8 weeks after HC order, dept uncertain on Arogyabandhu

'Norms flouted at PHCs in PPP scheme, funds mismanaged'

8 weeks after HC order, dept uncertain on Arogyabandhu

The Department of Health and Family Welfare is still uncertain about scrapping the Arogyabandhu scheme wherein a contract was signed under the PPP (public-private partnership) with various NGOs and charitable trusts to run the public health centres (PHCs).

Hearing a petition filed by Karuna Trust in the High Court, questioning the government’s move to scrap scheme and the subsequent termination of the contract, Justice L Narayanaswamy had asked the government to reconsider its decision within four weeks.

It has been eight weeks since the HC gave the direction. But the Health department is yet to take a call on whether to continue the scheme and the contract to the Trust. P S Vastrad, Health commissioner, said that they are yet to look into the court order and decide on the Trust’s request.

“A third-party evaluation was conducted on the PHCs under the PPP model. It was found that the Trust was not running as per the agreement and had many shortcomings. Hence, we decided to terminate the contract and withdraw the scheme. A final decision will be taken shortly,” he said.

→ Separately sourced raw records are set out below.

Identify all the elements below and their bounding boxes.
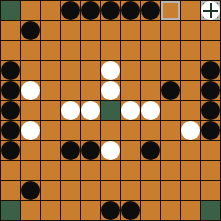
cell-r3c4[interactable]: [81, 61, 100, 80]
attacker-piece[interactable]: [101, 201, 120, 220]
cell-r1c10[interactable]: [201, 21, 220, 40]
attacker-piece[interactable]: [81, 1, 100, 20]
cell-r4c7[interactable]: [141, 81, 160, 100]
attacker-piece[interactable]: [1, 61, 20, 80]
cell-r1c3[interactable]: [61, 21, 80, 40]
cell-r10c1[interactable]: [21, 201, 40, 220]
cell-r9c4[interactable]: [81, 181, 100, 200]
cell-r3c6[interactable]: [121, 61, 140, 80]
defender-piece[interactable]: [21, 81, 40, 100]
cell-r6c9[interactable]: [181, 121, 200, 140]
cell-r8c3[interactable]: [61, 161, 80, 180]
tafl-board: [0, 0, 221, 221]
cell-r10c9[interactable]: [181, 201, 200, 220]
cell-r4c10[interactable]: [201, 81, 220, 100]
attacker-piece[interactable]: [201, 101, 220, 120]
cell-r0c6[interactable]: [121, 1, 140, 20]
cell-r10c3[interactable]: [61, 201, 80, 220]
cell-r3c2[interactable]: [41, 61, 60, 80]
cell-r6c10[interactable]: [201, 121, 220, 140]
cell-r1c9[interactable]: [181, 21, 200, 40]
cell-r5c2[interactable]: [41, 101, 60, 120]
cell-r1c7[interactable]: [141, 21, 160, 40]
cell-r9c8[interactable]: [161, 181, 180, 200]
cell-r9c5[interactable]: [101, 181, 120, 200]
cell-r7c9[interactable]: [181, 141, 200, 160]
attacker-piece[interactable]: [141, 1, 160, 20]
defender-piece[interactable]: [101, 81, 120, 100]
cell-r8c2[interactable]: [41, 161, 60, 180]
cell-r5c8[interactable]: [161, 101, 180, 120]
cell-r8c1[interactable]: [21, 161, 40, 180]
cell-r0c9[interactable]: [181, 1, 200, 20]
cell-r2c9[interactable]: [181, 41, 200, 60]
attacker-piece[interactable]: [201, 61, 220, 80]
cell-r6c0[interactable]: [1, 121, 20, 140]
cell-r4c5[interactable]: [101, 81, 120, 100]
attacker-piece[interactable]: [161, 81, 180, 100]
attacker-piece[interactable]: [21, 21, 40, 40]
cell-r2c0[interactable]: [1, 41, 20, 60]
cell-r0c8[interactable]: [161, 1, 180, 20]
cell-r1c8[interactable]: [161, 21, 180, 40]
cell-r0c2[interactable]: [41, 1, 60, 20]
cell-r2c7[interactable]: [141, 41, 160, 60]
cell-r7c4[interactable]: [81, 141, 100, 160]
king-piece[interactable]: [201, 1, 220, 20]
cell-r3c7[interactable]: [141, 61, 160, 80]
defender-piece[interactable]: [121, 101, 140, 120]
cell-r1c0[interactable]: [1, 21, 20, 40]
cell-r7c7[interactable]: [141, 141, 160, 160]
attacker-piece[interactable]: [201, 81, 220, 100]
cell-r5c1[interactable]: [21, 101, 40, 120]
attacker-piece[interactable]: [121, 201, 140, 220]
cell-r3c1[interactable]: [21, 61, 40, 80]
cell-r0c1[interactable]: [21, 1, 40, 20]
cell-r3c9[interactable]: [181, 61, 200, 80]
cell-r2c2[interactable]: [41, 41, 60, 60]
cell-r9c1[interactable]: [21, 181, 40, 200]
cell-r5c3[interactable]: [61, 101, 80, 120]
attacker-piece[interactable]: [141, 141, 160, 160]
cell-r7c3[interactable]: [61, 141, 80, 160]
attacker-piece[interactable]: [101, 1, 120, 20]
cell-r8c7[interactable]: [141, 161, 160, 180]
cell-r4c6[interactable]: [121, 81, 140, 100]
cell-r5c10[interactable]: [201, 101, 220, 120]
cell-r4c3[interactable]: [61, 81, 80, 100]
cell-r10c4[interactable]: [81, 201, 100, 220]
cell-r9c10[interactable]: [201, 181, 220, 200]
cell-r10c8[interactable]: [161, 201, 180, 220]
cell-r6c5[interactable]: [101, 121, 120, 140]
cell-r1c2[interactable]: [41, 21, 60, 40]
cell-r6c8[interactable]: [161, 121, 180, 140]
cell-r6c7[interactable]: [141, 121, 160, 140]
cell-r0c10[interactable]: [201, 1, 220, 20]
cell-r2c1[interactable]: [21, 41, 40, 60]
cell-r4c8[interactable]: [161, 81, 180, 100]
cell-r8c8[interactable]: [161, 161, 180, 180]
cell-r1c4[interactable]: [81, 21, 100, 40]
cell-r2c4[interactable]: [81, 41, 100, 60]
king-cross-icon: [201, 1, 220, 20]
cell-r6c3[interactable]: [61, 121, 80, 140]
attacker-piece[interactable]: [81, 141, 100, 160]
cell-r7c6[interactable]: [121, 141, 140, 160]
defender-piece[interactable]: [81, 101, 100, 120]
cell-r8c9[interactable]: [181, 161, 200, 180]
cell-r2c10[interactable]: [201, 41, 220, 60]
cell-r5c6[interactable]: [121, 101, 140, 120]
cell-r4c9[interactable]: [181, 81, 200, 100]
cell-r4c1[interactable]: [21, 81, 40, 100]
cell-r4c4[interactable]: [81, 81, 100, 100]
attacker-piece[interactable]: [21, 181, 40, 200]
cell-r10c10[interactable]: [201, 201, 220, 220]
cell-r9c7[interactable]: [141, 181, 160, 200]
cell-r9c6[interactable]: [121, 181, 140, 200]
cell-r5c0[interactable]: [1, 101, 20, 120]
cell-r3c5[interactable]: [101, 61, 120, 80]
cell-r6c6[interactable]: [121, 121, 140, 140]
defender-piece[interactable]: [141, 101, 160, 120]
defender-piece[interactable]: [101, 141, 120, 160]
cell-r2c8[interactable]: [161, 41, 180, 60]
cell-r7c8[interactable]: [161, 141, 180, 160]
cell-r3c10[interactable]: [201, 61, 220, 80]
cell-r5c7[interactable]: [141, 101, 160, 120]
cell-r9c2[interactable]: [41, 181, 60, 200]
cell-r5c9[interactable]: [181, 101, 200, 120]
cell-r10c6[interactable]: [121, 201, 140, 220]
cell-r1c1[interactable]: [21, 21, 40, 40]
cell-r2c6[interactable]: [121, 41, 140, 60]
cell-r6c4[interactable]: [81, 121, 100, 140]
cell-r8c0[interactable]: [1, 161, 20, 180]
attacker-piece[interactable]: [61, 1, 80, 20]
cell-r8c6[interactable]: [121, 161, 140, 180]
cell-r9c3[interactable]: [61, 181, 80, 200]
cell-r0c3[interactable]: [61, 1, 80, 20]
cell-r7c5[interactable]: [101, 141, 120, 160]
cell-r8c5[interactable]: [101, 161, 120, 180]
cell-r3c3[interactable]: [61, 61, 80, 80]
cell-r7c1[interactable]: [21, 141, 40, 160]
cell-r0c7[interactable]: [141, 1, 160, 20]
cell-r10c2[interactable]: [41, 201, 60, 220]
cell-r7c10[interactable]: [201, 141, 220, 160]
cell-r8c4[interactable]: [81, 161, 100, 180]
cell-r1c6[interactable]: [121, 21, 140, 40]
cell-r6c1[interactable]: [21, 121, 40, 140]
cell-r0c5[interactable]: [101, 1, 120, 20]
attacker-piece[interactable]: [61, 141, 80, 160]
cell-r0c0[interactable]: [1, 1, 20, 20]
defender-piece[interactable]: [61, 101, 80, 120]
cell-r2c5[interactable]: [101, 41, 120, 60]
cell-r10c5[interactable]: [101, 201, 120, 220]
defender-piece[interactable]: [181, 121, 200, 140]
cell-r7c0[interactable]: [1, 141, 20, 160]
cell-r3c8[interactable]: [161, 61, 180, 80]
cell-r1c5[interactable]: [101, 21, 120, 40]
cell-r0c4[interactable]: [81, 1, 100, 20]
attacker-piece[interactable]: [201, 121, 220, 140]
cell-r5c5[interactable]: [101, 101, 120, 120]
cell-r10c7[interactable]: [141, 201, 160, 220]
cell-r8c10[interactable]: [201, 161, 220, 180]
defender-piece[interactable]: [21, 121, 40, 140]
cell-r3c0[interactable]: [1, 61, 20, 80]
cell-r6c2[interactable]: [41, 121, 60, 140]
cell-r2c3[interactable]: [61, 41, 80, 60]
attacker-piece[interactable]: [1, 101, 20, 120]
cell-r9c0[interactable]: [1, 181, 20, 200]
attacker-piece[interactable]: [1, 141, 20, 160]
attacker-piece[interactable]: [1, 121, 20, 140]
cell-r5c4[interactable]: [81, 101, 100, 120]
attacker-piece[interactable]: [1, 81, 20, 100]
cell-r7c2[interactable]: [41, 141, 60, 160]
cell-r9c9[interactable]: [181, 181, 200, 200]
cell-r4c2[interactable]: [41, 81, 60, 100]
cell-r10c0[interactable]: [1, 201, 20, 220]
cell-r4c0[interactable]: [1, 81, 20, 100]
attacker-piece[interactable]: [121, 1, 140, 20]
defender-piece[interactable]: [101, 61, 120, 80]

Some of the findings of the third-party report were that the PHCs were not following the guidelines and there was mismanagement of funds. The report stated that the PHCs under PPP mode were not providing quality service to patients and were compromising on their well-being.

The Trust has contended that it had entered into contracts to run 25 PHCs. The Trust had purchased land and constructed building quarters. It said that it had also purchased land to construct PHCs in Yemalur and Kammasandra. Despite the fact that the PHCs run by the Trust were given quality certification by NABH (National Accreditation Board for Hospitals & Healthcare) and ISO (International Organisation for Standardisation), they received a notice from the Health department, asking them to hand over 7 PHCs, as the said scheme had been discontinued. The petitioners have contended that if the government withdraws the scheme and the contract abruptly, more than 500 medical and para-medical staff in various PHCs would be on the streets and it would be detrimental to public health. The Trust argued that third-party report was not foolproof as they had not inspected all the PHCs.